Today, over half of the world’s population lives in urban areas and by the middle of this century 7 out of 10 people will live in a city. This increased urbanization has also lead to more and more people residing in informal settlements, generally known as slums. By the middle of the 21st century, it is estimated that the urban population of developing countries will more than double, increasing from 2.5 billion in 2009 to almost 5.2 billion in 2050. In India (2011) roughly 13.7 million households, or 17.4% of urban Indian households, were considered to be part of a slum. Each slum in a city suffers from varying degrees of depravity. This proposal aims to build high-resolution agent-based models that can describe the growth dynamics of slums in Bangalore. Such a model will create a virtual slum that decision-makers, and researchers, can use to explore how different policies would influence the growth, development or contraction of slums. The team plan to build on their existing work and develop a decision support system for slums in general, which will help guide experts when evaluating or designing policies to improve conditions within slums. This involves developing new computational methods for analyzing satellite images and new data visualization techniques for simulation steering. Through extending the existing decision support prototype, and applying it to a new domain of slum policy, the hope is to generalize the current software. Therefore, this proposal will aim to develop a reusable software framework for decision support and disseminate it to other users.

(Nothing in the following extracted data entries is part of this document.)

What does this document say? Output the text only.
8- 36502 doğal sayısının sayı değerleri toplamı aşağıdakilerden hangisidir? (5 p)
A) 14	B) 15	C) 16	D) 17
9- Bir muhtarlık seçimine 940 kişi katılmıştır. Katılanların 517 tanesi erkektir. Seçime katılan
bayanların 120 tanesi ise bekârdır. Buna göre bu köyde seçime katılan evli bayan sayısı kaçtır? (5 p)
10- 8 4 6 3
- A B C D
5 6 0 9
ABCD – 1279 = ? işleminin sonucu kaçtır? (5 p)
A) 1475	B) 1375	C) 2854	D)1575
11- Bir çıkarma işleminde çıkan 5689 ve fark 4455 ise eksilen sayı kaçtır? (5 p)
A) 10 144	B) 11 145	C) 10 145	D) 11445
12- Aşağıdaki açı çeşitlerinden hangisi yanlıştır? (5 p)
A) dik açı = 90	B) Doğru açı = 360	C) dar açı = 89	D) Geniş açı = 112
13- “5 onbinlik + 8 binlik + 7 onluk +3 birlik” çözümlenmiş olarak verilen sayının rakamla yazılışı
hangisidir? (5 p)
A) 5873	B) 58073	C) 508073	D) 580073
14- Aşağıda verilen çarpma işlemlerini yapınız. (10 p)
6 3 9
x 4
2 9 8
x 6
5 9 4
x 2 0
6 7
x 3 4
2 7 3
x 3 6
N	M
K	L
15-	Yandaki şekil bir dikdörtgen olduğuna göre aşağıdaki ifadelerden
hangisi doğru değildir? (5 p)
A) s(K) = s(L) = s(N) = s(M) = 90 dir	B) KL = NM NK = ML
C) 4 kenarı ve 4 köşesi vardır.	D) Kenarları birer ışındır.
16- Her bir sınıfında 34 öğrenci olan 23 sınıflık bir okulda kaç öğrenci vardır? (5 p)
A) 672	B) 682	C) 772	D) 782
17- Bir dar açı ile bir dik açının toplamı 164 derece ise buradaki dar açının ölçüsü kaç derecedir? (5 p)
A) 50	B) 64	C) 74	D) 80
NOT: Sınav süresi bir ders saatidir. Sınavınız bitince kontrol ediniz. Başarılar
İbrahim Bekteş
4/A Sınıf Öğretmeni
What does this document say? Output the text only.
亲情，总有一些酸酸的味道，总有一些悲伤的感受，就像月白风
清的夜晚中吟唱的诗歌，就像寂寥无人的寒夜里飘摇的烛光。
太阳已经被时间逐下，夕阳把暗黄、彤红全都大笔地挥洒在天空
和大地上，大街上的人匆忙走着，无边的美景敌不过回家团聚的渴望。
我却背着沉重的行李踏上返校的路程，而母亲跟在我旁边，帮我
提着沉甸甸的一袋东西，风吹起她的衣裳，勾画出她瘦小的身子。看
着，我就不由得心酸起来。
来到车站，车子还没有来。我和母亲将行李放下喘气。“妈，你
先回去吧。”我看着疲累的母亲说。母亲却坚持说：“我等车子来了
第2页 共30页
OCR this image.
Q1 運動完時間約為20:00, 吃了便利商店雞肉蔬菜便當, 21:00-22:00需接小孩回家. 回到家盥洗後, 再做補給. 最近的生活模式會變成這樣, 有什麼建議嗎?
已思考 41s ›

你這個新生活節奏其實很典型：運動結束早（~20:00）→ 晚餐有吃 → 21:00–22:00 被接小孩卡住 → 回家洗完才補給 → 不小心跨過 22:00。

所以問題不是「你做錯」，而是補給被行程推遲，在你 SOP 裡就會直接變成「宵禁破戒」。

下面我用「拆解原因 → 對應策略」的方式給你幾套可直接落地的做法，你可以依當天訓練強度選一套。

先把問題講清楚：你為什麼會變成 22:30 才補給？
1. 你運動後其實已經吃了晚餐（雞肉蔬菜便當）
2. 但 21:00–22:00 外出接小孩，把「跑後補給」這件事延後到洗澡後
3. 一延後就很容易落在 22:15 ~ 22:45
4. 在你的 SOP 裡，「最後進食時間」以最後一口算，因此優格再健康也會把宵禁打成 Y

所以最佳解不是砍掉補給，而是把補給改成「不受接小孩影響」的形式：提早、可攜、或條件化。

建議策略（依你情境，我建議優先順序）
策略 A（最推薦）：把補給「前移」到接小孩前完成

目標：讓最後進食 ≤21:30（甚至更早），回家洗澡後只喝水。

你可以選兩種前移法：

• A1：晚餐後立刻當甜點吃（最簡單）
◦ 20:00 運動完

By the middle of the 21st century, it is estimated that the urban population of developing counties will more than double, increasing from 2.5 billion in 2009 to almost 5.2 billion in 2050. The SIM-CITY examines urban processes within the India City of Bangalore. This includes simulation-based optimisation of fire station response, and agent-based models to understand the concept of living wage in Slums.
In the Kumbh Mela Experiment we plan to develop sophisticated methods and algorithms to aid planners and event managers in managing extremely large crowds. The project aims to deliver the core components of an entire crowd management solution, all the way from designing and building personnel devices for tracking movement, to developing advanced computational models to help predict how the crowd may evolve. This leads to a vision of a living simulation where various data sources (personal devices, video cameras, smart phones, monitoring drones) can be fused into models and executed on an advanced compute infrastructure capable of providing both planning, as well as real-time reactive decision-making. This proposal addresses three key research areas related to the understanding and management of huge human crowds: Data Collection; Data Analysis; Modelling and Prediction. The Kumbh Mela Experiment will happen in April-May 2016 and will present a once in a lifetime opportunity to do both extremely exciting new science and application.
Understanding Large Scale Human Mobility: Management Support for Indian Cities.
Until recently, there has been little location-based data in India on which to base traffic and transportation models and theory, and urban planning tools, which are contextually-appropriate for Indian situations. The situation, however, is rapidly changing due to possibilities created by modern electronic trace data. This project includes numerous industrial and academic partners and aims to solve Indian transportation challenges through the use of new emerging data sources.
Detecting anomalous behavior in stadium crowds with location analytics based on data collected with Wi- Fi and Bluetooth sensors in the Amsterdam Arena.
In this project we are going to address this problem, using the Amsterdam Arena stadium as a living laboratory. Based on detection of Wi-Fi and Bluetooth signals from smart phones, we will follow visitors’ locations in real time. We will develop algorithms and software to process locations in real time and to detect “abnormal” behaviour of a crowd that could lead to a disaster. Existing simulation models will be used to model normal and abnormal behaviour in crowds. Based on the results, we will train classifiers to detect abnormal behaviour during a public event. Our ultimate goal, to be achieved in follow-up projects, is to develop a system that interacts with the crowd in order to prevent escalation of risk situations into actual disasters. Such system will direct (groups of) individuals, e.g. to alternative exits, to minimize congestions during an emergency situation, with mass communication devices like screens or personal devices like smart phones.
Intelligent Data-driven optimization of charging-infrastructure: IDO-Laad
IDO-LAAD is a subsidy project lead by HvA that aims to increase the efficiency and effectiveness of charging infrastructure in the Netherlands by developing insights, (data) experiments, measures, simulations and forecasts based on data derived from the charging infrastructure.